Around the same time, Shad “Bow Wow” Moss (later “Lil Bow Wow”) had quickly become the biggest children’s performer — one of the greatest musicians of the period — indeed. the — throughout the country. As hip-hop saturated the mainstream and became the best-selling music genre, the 11-year-old, who was originally discovered by Snoop Dogg in the early 90s, exploded with his first album, ” Beware of Dogs”. sold $2.7 million records and went platinum in 2001. In addition to selling out her first 50-day tour that year, the rap superstar also began to venture into Hollywood, becoming guest-starring in movies and mini-TV shows taking advantage of his unsurpassed personality and charm.
So, in 2002, when the producers of a fantasy movie about children’s basketball called Like Mike approached the league about lending their emerging basketball photos to a basketball fantasy movie starring Moss, it sounded like a scam. The film, about a 13-year-old boy who gains Michael Jordan’s court skills by wearing an all-star magic-enhanced sneakers, promises to be the NBA’s gateway to audiences. pretending to be teenagers.

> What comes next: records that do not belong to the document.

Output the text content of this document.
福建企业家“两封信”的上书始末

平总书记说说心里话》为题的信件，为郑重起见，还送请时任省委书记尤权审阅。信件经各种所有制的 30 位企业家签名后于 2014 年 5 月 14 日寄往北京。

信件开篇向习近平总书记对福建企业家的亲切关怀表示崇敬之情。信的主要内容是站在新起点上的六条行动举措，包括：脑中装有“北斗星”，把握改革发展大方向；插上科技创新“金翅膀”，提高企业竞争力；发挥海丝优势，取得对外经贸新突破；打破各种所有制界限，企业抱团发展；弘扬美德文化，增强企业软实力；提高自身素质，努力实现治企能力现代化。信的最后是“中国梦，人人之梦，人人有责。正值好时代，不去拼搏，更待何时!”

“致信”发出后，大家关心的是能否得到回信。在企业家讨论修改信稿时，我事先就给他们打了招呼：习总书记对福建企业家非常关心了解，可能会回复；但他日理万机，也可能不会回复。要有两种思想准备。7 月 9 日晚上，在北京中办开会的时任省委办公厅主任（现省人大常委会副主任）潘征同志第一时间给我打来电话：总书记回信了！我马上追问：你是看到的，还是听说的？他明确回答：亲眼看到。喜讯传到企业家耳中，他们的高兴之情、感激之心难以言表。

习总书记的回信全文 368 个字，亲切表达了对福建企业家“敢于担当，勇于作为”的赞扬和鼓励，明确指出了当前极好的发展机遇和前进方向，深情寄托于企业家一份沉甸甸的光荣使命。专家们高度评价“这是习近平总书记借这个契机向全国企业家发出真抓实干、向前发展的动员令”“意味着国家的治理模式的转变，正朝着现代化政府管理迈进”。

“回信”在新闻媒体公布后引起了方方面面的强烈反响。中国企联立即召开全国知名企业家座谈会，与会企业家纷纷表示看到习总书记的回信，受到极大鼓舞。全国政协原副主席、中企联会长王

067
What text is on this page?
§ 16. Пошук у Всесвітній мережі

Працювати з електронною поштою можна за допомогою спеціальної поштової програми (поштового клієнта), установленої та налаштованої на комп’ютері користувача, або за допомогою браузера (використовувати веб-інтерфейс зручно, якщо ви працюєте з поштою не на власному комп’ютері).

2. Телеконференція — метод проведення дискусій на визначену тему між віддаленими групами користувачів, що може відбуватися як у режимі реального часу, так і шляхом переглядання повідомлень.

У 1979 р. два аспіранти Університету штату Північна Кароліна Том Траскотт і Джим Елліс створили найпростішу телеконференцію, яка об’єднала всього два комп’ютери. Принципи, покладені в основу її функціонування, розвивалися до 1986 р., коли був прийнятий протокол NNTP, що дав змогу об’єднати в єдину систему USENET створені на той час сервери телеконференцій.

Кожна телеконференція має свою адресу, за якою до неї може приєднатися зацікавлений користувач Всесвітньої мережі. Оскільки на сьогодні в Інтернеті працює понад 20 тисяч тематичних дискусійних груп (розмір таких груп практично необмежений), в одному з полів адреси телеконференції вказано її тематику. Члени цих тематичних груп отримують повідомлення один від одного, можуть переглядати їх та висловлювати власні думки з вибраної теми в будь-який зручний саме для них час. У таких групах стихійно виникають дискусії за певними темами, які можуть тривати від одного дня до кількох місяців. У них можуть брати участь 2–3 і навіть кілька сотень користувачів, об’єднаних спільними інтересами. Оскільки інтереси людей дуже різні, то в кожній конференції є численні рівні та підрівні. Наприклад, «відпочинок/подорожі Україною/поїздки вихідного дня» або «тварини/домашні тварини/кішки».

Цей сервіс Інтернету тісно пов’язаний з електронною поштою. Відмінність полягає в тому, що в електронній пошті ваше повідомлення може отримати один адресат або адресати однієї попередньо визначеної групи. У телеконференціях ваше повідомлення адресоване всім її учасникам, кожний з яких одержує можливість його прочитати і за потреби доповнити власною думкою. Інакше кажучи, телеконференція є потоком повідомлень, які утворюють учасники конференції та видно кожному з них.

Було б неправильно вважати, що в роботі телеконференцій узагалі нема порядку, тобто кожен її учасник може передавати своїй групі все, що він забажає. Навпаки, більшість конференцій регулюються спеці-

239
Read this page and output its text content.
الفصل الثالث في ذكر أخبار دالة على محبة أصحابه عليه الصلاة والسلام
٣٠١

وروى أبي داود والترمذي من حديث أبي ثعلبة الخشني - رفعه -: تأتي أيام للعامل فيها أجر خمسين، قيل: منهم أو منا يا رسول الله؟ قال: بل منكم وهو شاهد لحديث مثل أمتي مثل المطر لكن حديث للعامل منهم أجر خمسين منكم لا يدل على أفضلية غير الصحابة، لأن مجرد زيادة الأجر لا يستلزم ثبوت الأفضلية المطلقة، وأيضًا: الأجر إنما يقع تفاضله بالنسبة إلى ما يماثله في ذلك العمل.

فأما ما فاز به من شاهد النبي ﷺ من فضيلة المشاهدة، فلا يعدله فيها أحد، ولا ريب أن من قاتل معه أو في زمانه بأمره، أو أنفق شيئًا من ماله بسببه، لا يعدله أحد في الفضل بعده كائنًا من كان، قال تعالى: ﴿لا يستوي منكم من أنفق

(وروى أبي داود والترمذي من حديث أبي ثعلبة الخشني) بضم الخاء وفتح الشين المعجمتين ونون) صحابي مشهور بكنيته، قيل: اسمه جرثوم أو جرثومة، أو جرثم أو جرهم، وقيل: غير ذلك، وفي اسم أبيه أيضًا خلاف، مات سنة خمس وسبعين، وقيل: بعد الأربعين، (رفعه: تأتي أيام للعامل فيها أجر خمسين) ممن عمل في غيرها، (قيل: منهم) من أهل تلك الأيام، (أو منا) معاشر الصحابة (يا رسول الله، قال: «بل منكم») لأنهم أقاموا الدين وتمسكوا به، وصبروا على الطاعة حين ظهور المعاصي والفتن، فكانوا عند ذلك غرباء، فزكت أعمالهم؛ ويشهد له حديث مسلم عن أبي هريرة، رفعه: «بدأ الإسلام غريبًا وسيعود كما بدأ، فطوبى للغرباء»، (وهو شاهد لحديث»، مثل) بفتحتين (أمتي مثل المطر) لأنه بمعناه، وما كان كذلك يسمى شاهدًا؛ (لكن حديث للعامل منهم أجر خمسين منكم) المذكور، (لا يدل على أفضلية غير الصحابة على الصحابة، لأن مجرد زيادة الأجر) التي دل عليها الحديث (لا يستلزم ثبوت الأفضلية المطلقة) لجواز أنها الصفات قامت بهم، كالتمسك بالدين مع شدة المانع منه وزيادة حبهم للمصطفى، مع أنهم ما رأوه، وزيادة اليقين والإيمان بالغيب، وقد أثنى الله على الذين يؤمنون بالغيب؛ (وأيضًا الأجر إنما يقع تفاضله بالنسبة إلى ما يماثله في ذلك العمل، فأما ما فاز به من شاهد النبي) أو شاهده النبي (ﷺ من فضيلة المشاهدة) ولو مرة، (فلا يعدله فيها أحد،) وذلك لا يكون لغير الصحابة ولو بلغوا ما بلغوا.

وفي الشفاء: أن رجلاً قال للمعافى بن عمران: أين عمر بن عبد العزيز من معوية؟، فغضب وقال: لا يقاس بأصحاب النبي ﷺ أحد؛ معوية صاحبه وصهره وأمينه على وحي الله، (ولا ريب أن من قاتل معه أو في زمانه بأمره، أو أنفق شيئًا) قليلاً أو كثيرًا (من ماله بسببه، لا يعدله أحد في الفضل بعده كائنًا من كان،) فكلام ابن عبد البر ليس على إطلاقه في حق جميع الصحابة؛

In the film, a soaring orphan boy named Calvin Cambridge (Moss), joins a (newly created) NBA team, the Los Angeles Knights, and sends them into a fray. Now, thanks to all the tournament participation, Calvin’s fictional path to the title will pit him against real, then budding superstars like Vince Carter, Tracy McGrady and Allen Iverson, as well as famous players like Alonzo Mourning and Jason Kidd.
At the very least, it’s a fruitful partnership for both film and professional basketball. Released twenty years ago this week, Like Mike grossed $52 million, and its popularity among young millennials continued to boom throughout the DVD afterlife to huge profits; the movie is now a basic nostalgia for those who grew up watching it over and over again. But its larger legacy is the way it represents the mainstream convergence of basketball and hip-hop cultures, which heralded the NBA’s dramatic rise in youth and signaled an increasingly symbiotic relationship. rising between Hollywood and professional sports. “This definitely gave me a wave of energy that I didn’t think I could get just by being a rapper,” Moss said. “The NBA has turned a new leaf – it’s a perfect marriage.”
When writer Michael Elliott first introduced producer Peter Heller his manuscript to Like MikeHeller knew he had something special. “I said, ‘That’s Red shoes and basketball, it was amazing,” he recalls. “I haven’t had this kind of certainty more than two or three times.” It didn’t take long for Elliott to find his star: He recalled the moment he had witnessed two years earlier on the set of the MTV drama, Carmen: A Hip Hopera, when Moss guest-starred music producer Jermaine Dupri on the field. Moss said: “I was always into sports as a kid watching Michael Jordan. “When I became famous, I was still playing in tournaments through Ohio and Indiana and the midwest.”